Where is the wider vision, identifying what we need to build on to make the world, and the country a better place, socially, environmentally and economically? If society’s response to the pandemic has been to recognise the value of nature, communities and essential workers, these recommendations should recognise that we all deserve to be able to access a green space, that rural communities depend on sustainable tourism and a healthy environment is not just about production.
For example, the Scottish National Investment Bank must be a force for good that invests in socially just, green initiatives. Bringing forward its ability to issue bonds will be a valuable tool to, as the Advisory Group note, ‘effectively address Scotland’s grand challenges’. The Bank needs to drive innovative investment at scale which delivers a positive impact for communities and the environment.
Government ownership stakes in business, strategic business support and foreign investment are obviously going to be important – but they must be steered towards initiatives that protect and restore what’s important – the environment, society and culture. If we are to learn the lessons from the 1980s, tax incentives must be socially and environmentally responsible. Lessons from 2008 show that bail outs must come with conditions of wider benefits to society, not just stakeholders. Planning and investment in natural capital must be targeted towards a vision at scale – both geographically and across time – in an ecologically coherent context. Marine renewables may be part of a wider solution but must be within the context of managing energy demand and contributing to climate and biodiversity targets. It is too easy for renewable infrastructure to do more harm than good.
Nature-based solutions to climate change in Scotland are going to be central to our recovery: peatland restoration and forestry, along with agriculture that works with nature are absolutely key.
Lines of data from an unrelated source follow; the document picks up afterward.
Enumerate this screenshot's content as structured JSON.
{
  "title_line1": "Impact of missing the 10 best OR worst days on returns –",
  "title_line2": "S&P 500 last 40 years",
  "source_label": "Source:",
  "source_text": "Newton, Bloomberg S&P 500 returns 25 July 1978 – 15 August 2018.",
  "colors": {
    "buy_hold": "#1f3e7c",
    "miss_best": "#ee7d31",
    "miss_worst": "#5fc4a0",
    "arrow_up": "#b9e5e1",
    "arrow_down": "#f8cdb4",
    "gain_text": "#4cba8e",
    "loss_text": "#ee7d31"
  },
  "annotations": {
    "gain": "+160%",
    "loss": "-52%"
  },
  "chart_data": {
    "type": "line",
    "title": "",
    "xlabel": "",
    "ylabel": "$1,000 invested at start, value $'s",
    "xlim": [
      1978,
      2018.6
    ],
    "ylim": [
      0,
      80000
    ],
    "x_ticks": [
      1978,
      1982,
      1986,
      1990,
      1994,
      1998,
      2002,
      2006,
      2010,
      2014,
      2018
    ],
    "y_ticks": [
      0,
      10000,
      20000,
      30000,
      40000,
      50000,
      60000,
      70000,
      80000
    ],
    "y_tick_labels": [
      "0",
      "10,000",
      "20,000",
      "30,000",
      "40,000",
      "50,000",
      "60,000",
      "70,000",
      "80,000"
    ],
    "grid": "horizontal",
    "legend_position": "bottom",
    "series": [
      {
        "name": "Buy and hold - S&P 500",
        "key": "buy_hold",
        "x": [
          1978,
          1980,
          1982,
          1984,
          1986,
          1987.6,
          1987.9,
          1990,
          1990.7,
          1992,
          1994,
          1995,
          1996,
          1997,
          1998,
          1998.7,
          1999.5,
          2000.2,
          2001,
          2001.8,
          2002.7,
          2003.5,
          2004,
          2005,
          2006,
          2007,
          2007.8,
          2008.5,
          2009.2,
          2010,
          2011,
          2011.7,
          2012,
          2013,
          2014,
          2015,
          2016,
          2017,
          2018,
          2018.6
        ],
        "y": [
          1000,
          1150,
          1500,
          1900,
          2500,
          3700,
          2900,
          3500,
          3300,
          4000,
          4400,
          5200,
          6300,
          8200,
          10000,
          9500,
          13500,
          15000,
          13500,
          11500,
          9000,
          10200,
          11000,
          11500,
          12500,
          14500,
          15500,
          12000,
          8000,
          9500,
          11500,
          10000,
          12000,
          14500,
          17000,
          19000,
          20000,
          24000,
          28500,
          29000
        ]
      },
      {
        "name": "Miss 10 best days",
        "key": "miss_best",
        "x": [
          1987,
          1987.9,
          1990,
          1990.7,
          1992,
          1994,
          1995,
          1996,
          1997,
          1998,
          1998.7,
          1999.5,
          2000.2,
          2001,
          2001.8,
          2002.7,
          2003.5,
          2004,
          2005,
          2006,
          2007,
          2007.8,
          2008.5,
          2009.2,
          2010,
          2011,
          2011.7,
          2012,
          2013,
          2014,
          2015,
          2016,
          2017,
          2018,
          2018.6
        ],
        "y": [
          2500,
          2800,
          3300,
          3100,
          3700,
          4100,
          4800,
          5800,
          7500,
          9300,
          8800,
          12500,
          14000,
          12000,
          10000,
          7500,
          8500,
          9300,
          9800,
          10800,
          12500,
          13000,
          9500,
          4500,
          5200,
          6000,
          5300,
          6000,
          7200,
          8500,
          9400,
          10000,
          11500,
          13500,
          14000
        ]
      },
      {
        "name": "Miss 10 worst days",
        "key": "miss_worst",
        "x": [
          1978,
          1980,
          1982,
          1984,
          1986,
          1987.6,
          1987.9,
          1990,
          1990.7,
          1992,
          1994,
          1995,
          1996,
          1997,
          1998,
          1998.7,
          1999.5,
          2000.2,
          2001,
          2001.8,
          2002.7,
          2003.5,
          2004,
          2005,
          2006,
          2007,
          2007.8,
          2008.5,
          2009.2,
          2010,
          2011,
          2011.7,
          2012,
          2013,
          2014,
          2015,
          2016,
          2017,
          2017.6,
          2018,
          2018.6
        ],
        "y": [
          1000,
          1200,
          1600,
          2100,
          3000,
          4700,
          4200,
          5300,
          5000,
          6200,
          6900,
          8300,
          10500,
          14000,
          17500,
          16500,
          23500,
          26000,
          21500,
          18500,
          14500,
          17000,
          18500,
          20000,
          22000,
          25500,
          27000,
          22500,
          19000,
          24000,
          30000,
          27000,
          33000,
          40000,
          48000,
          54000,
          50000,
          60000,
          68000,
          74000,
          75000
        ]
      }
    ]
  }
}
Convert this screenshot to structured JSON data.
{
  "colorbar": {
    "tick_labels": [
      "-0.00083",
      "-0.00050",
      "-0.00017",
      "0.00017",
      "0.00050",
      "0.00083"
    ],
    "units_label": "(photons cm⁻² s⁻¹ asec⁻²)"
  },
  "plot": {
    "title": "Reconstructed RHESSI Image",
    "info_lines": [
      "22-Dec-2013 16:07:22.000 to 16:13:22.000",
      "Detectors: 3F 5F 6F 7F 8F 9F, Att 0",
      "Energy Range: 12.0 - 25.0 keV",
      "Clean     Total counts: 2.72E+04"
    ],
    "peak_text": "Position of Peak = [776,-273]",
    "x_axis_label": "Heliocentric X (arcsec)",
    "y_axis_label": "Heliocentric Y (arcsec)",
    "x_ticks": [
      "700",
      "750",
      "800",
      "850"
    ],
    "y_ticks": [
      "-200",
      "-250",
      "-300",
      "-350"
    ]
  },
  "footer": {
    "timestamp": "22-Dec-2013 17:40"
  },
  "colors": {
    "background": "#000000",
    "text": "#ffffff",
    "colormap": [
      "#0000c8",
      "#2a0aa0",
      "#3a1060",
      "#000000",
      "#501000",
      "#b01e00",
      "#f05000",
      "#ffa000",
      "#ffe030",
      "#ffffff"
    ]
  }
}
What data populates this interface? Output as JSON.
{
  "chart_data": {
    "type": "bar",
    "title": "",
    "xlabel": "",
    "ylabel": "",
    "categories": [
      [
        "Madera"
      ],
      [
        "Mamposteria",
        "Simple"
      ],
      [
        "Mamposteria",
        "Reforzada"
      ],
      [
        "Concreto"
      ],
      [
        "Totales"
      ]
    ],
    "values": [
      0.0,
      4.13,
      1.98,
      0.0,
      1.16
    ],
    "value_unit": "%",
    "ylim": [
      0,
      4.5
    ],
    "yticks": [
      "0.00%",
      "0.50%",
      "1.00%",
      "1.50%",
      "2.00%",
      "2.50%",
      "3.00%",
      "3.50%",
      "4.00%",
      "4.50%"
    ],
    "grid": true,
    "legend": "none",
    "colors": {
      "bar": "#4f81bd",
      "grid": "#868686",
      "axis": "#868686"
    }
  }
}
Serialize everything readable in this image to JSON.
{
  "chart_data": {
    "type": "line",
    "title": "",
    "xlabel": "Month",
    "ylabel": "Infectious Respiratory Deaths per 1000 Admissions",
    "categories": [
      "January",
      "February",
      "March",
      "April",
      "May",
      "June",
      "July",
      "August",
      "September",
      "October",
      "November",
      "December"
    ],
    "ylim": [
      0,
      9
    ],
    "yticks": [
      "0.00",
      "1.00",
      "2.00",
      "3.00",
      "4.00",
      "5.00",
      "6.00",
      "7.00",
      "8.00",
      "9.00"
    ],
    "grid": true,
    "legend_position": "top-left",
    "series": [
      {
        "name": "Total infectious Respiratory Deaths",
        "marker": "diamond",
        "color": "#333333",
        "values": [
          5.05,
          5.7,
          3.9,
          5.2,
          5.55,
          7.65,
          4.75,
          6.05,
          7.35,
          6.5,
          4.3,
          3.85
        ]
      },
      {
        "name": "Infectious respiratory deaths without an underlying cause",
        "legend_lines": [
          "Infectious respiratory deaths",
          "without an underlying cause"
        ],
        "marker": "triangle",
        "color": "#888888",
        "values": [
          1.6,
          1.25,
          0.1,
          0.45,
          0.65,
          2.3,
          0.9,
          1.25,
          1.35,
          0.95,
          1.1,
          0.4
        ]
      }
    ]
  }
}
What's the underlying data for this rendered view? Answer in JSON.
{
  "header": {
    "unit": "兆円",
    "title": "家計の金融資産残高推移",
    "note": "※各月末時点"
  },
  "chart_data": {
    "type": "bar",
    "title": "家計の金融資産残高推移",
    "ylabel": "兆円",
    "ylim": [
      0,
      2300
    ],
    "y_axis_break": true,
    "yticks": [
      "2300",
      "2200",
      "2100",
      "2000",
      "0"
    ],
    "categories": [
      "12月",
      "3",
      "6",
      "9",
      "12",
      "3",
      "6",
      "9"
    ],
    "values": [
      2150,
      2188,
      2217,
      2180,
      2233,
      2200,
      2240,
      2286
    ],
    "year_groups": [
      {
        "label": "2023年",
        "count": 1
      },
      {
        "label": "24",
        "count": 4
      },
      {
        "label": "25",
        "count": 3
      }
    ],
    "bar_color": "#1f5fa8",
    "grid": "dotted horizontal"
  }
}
Scotland already has mechanisms in place to deliver some of these solutions, through forestry schemes and the Peatland ACTION Fund, but the fact is this is not enough. There is a vast untapped potential for ecosystem restoration that deliver multiple gains including restoring local landscapes, bringing new business opportunities, and building skills and new jobs in rural communities. Other countries are leading on this – New Zealand, a country with similar population size as Scotland, is investing NZ$1.1bn to create 11,000 jobs in large-scale nature restoration projects.
This vision is missing from the economic recovery conversation – so far. Investment in large scale restoration projects that bring skilled work and employment opportunities, a restored environment and healthier lifestyles.
I recognise the Advisory Group’s report is a first step – and that often the first step is the hardest. But these recommendations need to go much further if we are to become the innovative, sustainable and forward-looking country we could be. This is not, yet, the pivot from the old way of thinking into a new way of investing in what really matters. Scotland needs to think big and act accordingly. At the same scale as our mountains, wide open landscapes and stretching coastlines. The horizon is a long way away.